In früheren Reden konnte sich Netanjahu auch einer überwältigenden parteiübergreifenden Unterstützung sicher sein. Inzwischen steht zumindest hinter dem linken Flügel der Demokraten ein Fragezeichen. Der israelkritische bis israelfeindliche „Squad“ zieht seit 2018 Aufmerksamkeit auf sich.

Der demokratische Senator Bernie Sanders hat bereits bekanntgegeben, der Rede nicht beizuwohnen – wie bereits 2015. Damals beanstandete er Netanjahus Affront mit dem Weißen Haus. Inzwischen hält er den Premier wegen des Vorgehens im Gazastreifen für genauso schlimm wie Jachja Sinwar, den Gaza-Chef der Terror-Organisation Hamas.

Etwas gewichtiger ist es, dass US-Vizepräsidentin Kamala Harris der Rede fernbleiben wird. Immerhin hat sie mit Netanjahu ein Treffen vereinbart. Dennoch spricht ihre Entscheidung Bände: Einem Land in Kriegszeiten auf diese Weise die Unterstützung zu verweigern, deutet auf Risse hin.

Unterstützung in der Bevölkerung

Ein aus israelischer Sicht gutes Zeichen ist immerhin, dass die vier führenden Politiker im Kongress und damit beider Parteien die Einladung an Netanjahu ausgesprochen haben. Es gelte, Israel im Kampf gegen den Terror der Hamas zu unterstützen, lautete die Begründung.
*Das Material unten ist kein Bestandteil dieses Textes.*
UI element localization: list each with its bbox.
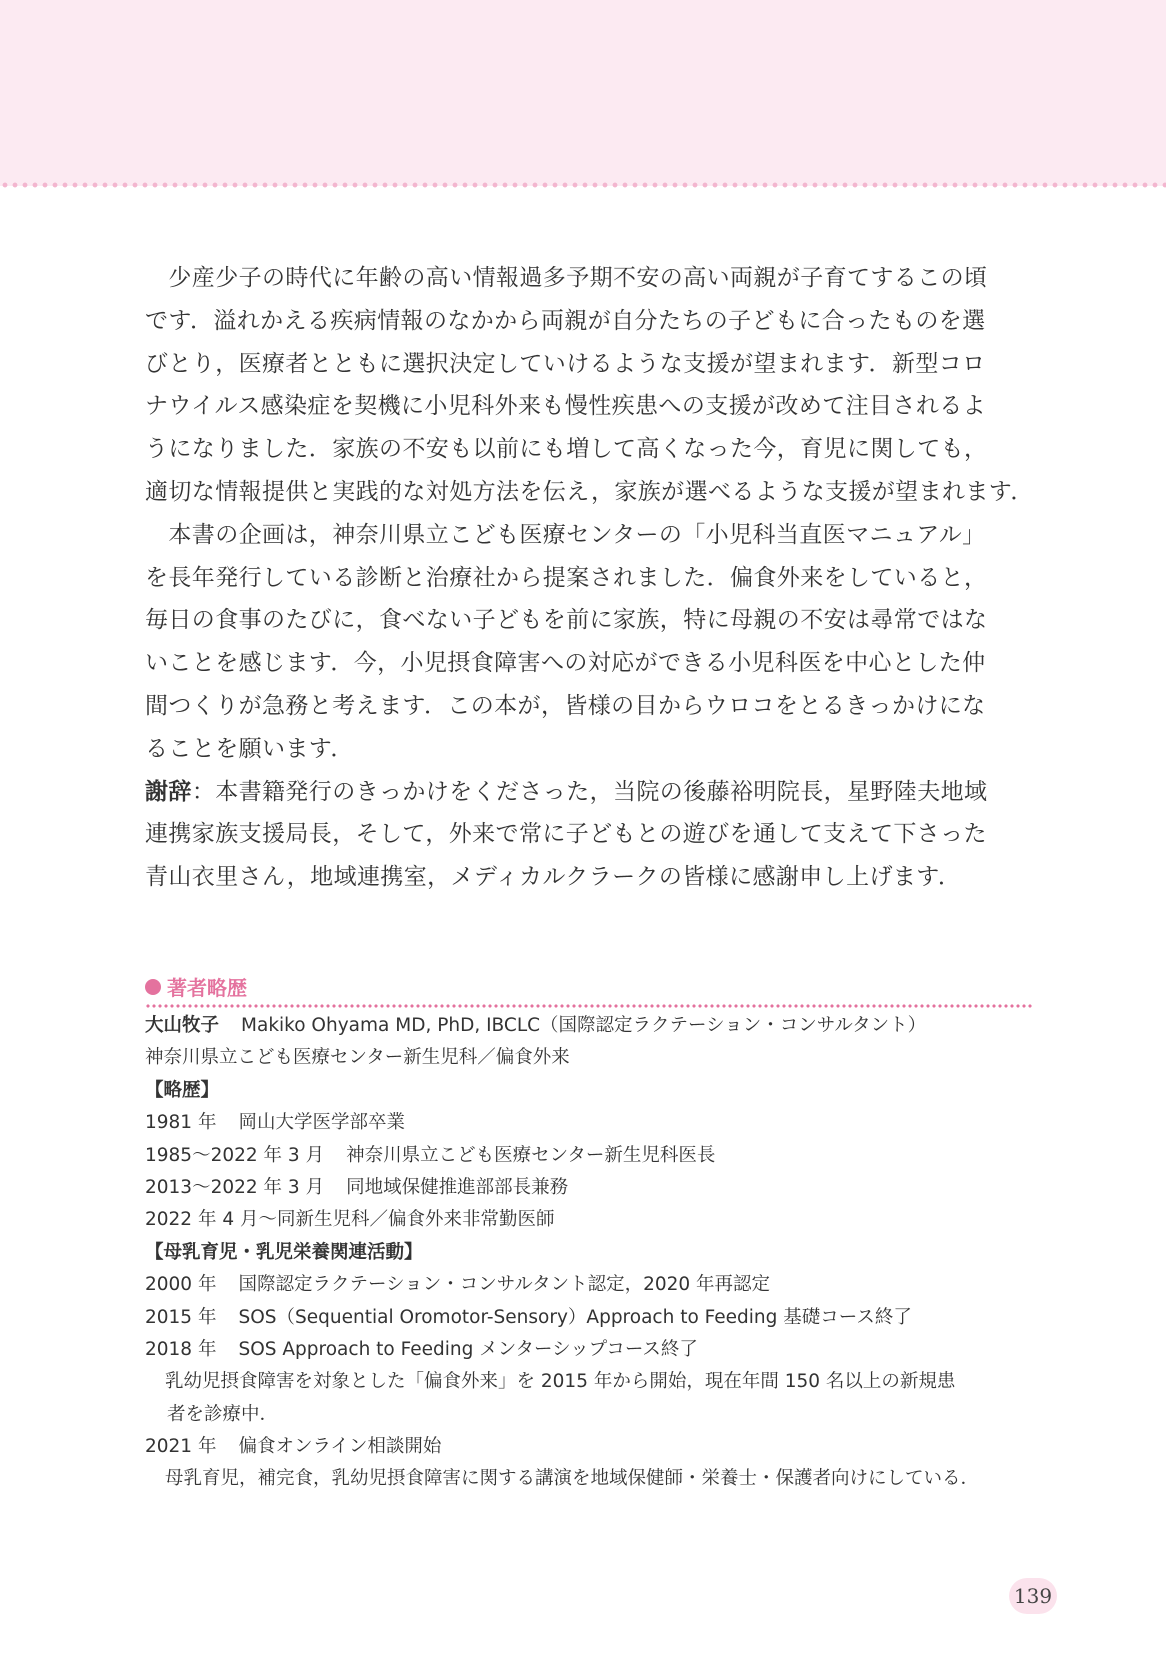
author-affiliation: 神奈川県立こども医療センター新生児科／偏食外来 bbox=[145, 1047, 570, 1069]
preface-line: です．溢れかえる疾病情報のなかから両親が自分たちの子どもに合ったものを選 bbox=[145, 307, 986, 334]
career-item bbox=[145, 1204, 1045, 1236]
career-year: 1985～2022 年 3 月 bbox=[145, 1144, 325, 1166]
section-dotted-rule bbox=[145, 1004, 1033, 1008]
author-profile-heading bbox=[145, 972, 1035, 1004]
activity-note-line: 者を診療中． bbox=[167, 1403, 279, 1425]
preface-line: 間つくりが急務と考えます．この本が，皆様の目からウロコをとるきっかけにな bbox=[145, 692, 986, 719]
preface-line: ることを願います． bbox=[145, 735, 354, 762]
activity-note-line: 母乳育児，補完食，乳幼児摂食障害に関する講演を地域保健師・栄養士・保護者向けにしている． bbox=[165, 1468, 980, 1490]
career-item bbox=[145, 1140, 1045, 1172]
career-item bbox=[145, 1172, 1045, 1204]
activity-text: 国際認定ラクテーション・コンサルタント認定，2020 年再認定 bbox=[238, 1274, 771, 1296]
header-band bbox=[0, 0, 1166, 186]
activity-text: SOS Approach to Feeding メンターシップコース終了 bbox=[238, 1338, 698, 1360]
career-item bbox=[145, 1107, 1045, 1139]
career-year: 2022 年 4 月～同新生児科／偏食外来非常勤医師 bbox=[145, 1209, 555, 1231]
thanks-text: ：本書籍発行のきっかけをくださった，当院の後藤裕明院長，星野陸夫地域 bbox=[191, 778, 988, 805]
author-profile bbox=[145, 1010, 1045, 1496]
preface-line: 適切な情報提供と実践的な対処方法を伝え，家族が選べるような支援が望まれます． bbox=[145, 478, 1034, 505]
activity-year: 2015 年 bbox=[145, 1306, 217, 1328]
activity-note-line: 乳幼児摂食障害を対象とした「偏食外来」を 2015 年から開始，現在年間 150 名以上の新規患 bbox=[165, 1371, 956, 1393]
preface-line: びとり，医療者とともに選択決定していけるような支援が望まれます．新型コロ bbox=[145, 350, 986, 377]
author-name-row bbox=[145, 1010, 1045, 1042]
preface-line: うになりました．家族の不安も以前にも増して高くなった今，育児に関しても， bbox=[145, 436, 988, 463]
preface-line: ナウイルス感染症を契機に小児科外来も慢性疾患への支援が改めて注目されるよ bbox=[145, 393, 987, 420]
activity-item bbox=[145, 1431, 1045, 1463]
career-year: 2013～2022 年 3 月 bbox=[145, 1176, 325, 1198]
activity-item bbox=[145, 1269, 1045, 1301]
header-dotted-border bbox=[0, 181, 1166, 189]
career-text: 同地域保健推進部部長兼務 bbox=[346, 1176, 569, 1198]
activity-year: 2000 年 bbox=[145, 1274, 217, 1296]
activities-heading: 【母乳育児・乳児栄養関連活動】 bbox=[145, 1241, 423, 1263]
author-name-en: Makiko Ohyama MD, PhD, IBCLC（国際認定ラクテーション・コンサルタント） bbox=[241, 1015, 927, 1036]
activity-text: 偏食オンライン相談開始 bbox=[238, 1436, 442, 1458]
preface-line: 本書の企画は，神奈川県立こども医療センターの「小児科当直医マニュアル」 bbox=[145, 521, 986, 548]
career-heading: 【略歴】 bbox=[145, 1079, 220, 1101]
preface-line: 毎日の食事のたびに，食べない子どもを前に家族，特に母親の不安は尋常ではな bbox=[145, 607, 988, 634]
activity-year: 2018 年 bbox=[145, 1338, 217, 1360]
preface-body bbox=[145, 257, 1045, 899]
section-title: 著者略歴 bbox=[167, 976, 247, 1000]
activity-year: 2021 年 bbox=[145, 1436, 217, 1458]
preface-line: を長年発行している診断と治療社から提案されました．偏食外来をしていると， bbox=[145, 564, 988, 591]
thanks-line bbox=[145, 771, 1045, 814]
thanks-line: 連携家族支援局長，そして，外来で常に子どもとの遊びを通して支えて下さった bbox=[145, 821, 987, 848]
thanks-label: 謝辞 bbox=[145, 778, 192, 805]
activity-item bbox=[145, 1302, 1045, 1334]
activity-text: SOS（Sequential Oromotor-Sensory）Approach to Feeding 基礎コース終了 bbox=[238, 1306, 912, 1328]
author-name: 大山牧子 bbox=[145, 1015, 220, 1036]
page-number: 139 bbox=[1009, 1578, 1057, 1614]
preface-line: 少産少子の時代に年齢の高い情報過多予期不安の高い両親が子育てするこの頃 bbox=[145, 265, 988, 291]
career-year: 1981 年 bbox=[145, 1112, 217, 1134]
activity-item bbox=[145, 1334, 1045, 1366]
bullet-dot-icon bbox=[145, 979, 161, 995]
preface-line: いことを感じます．今，小児摂食障害への対応ができる小児科医を中心とした仲 bbox=[145, 650, 986, 677]
career-text: 神奈川県立こども医療センター新生児科医長 bbox=[346, 1144, 716, 1166]
thanks-line: 青山衣里さん，地域連携室，メディカルクラークの皆様に感謝申し上げます． bbox=[145, 864, 962, 891]
career-text: 岡山大学医学部卒業 bbox=[238, 1112, 405, 1134]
Die US-Bevölkerung scheint grundsätzlich hinter Israel zu stehen: In der Juni-Umfrage von Harvard-Harris sagten 80 Prozent der Befragten Unterstützung für Israel zu, 20 Prozent für die Hamas. 82 Prozent meinen, die Hamas müsse aus dem Gazastreifen beseitigt werden. 70 Prozent geben sogar an, Israel müsse die Operation in Rafah fortsetzen.

Das sind Zahlen, die Netanjahu zuversichtlich stimmen können. Der Premier beabsichtigt mit der Rede jedenfalls, weitere Unterstützung für den Kampf gegen den Terror, der inzwischen auch offiziell ein Krieg ist, zu gewinnen.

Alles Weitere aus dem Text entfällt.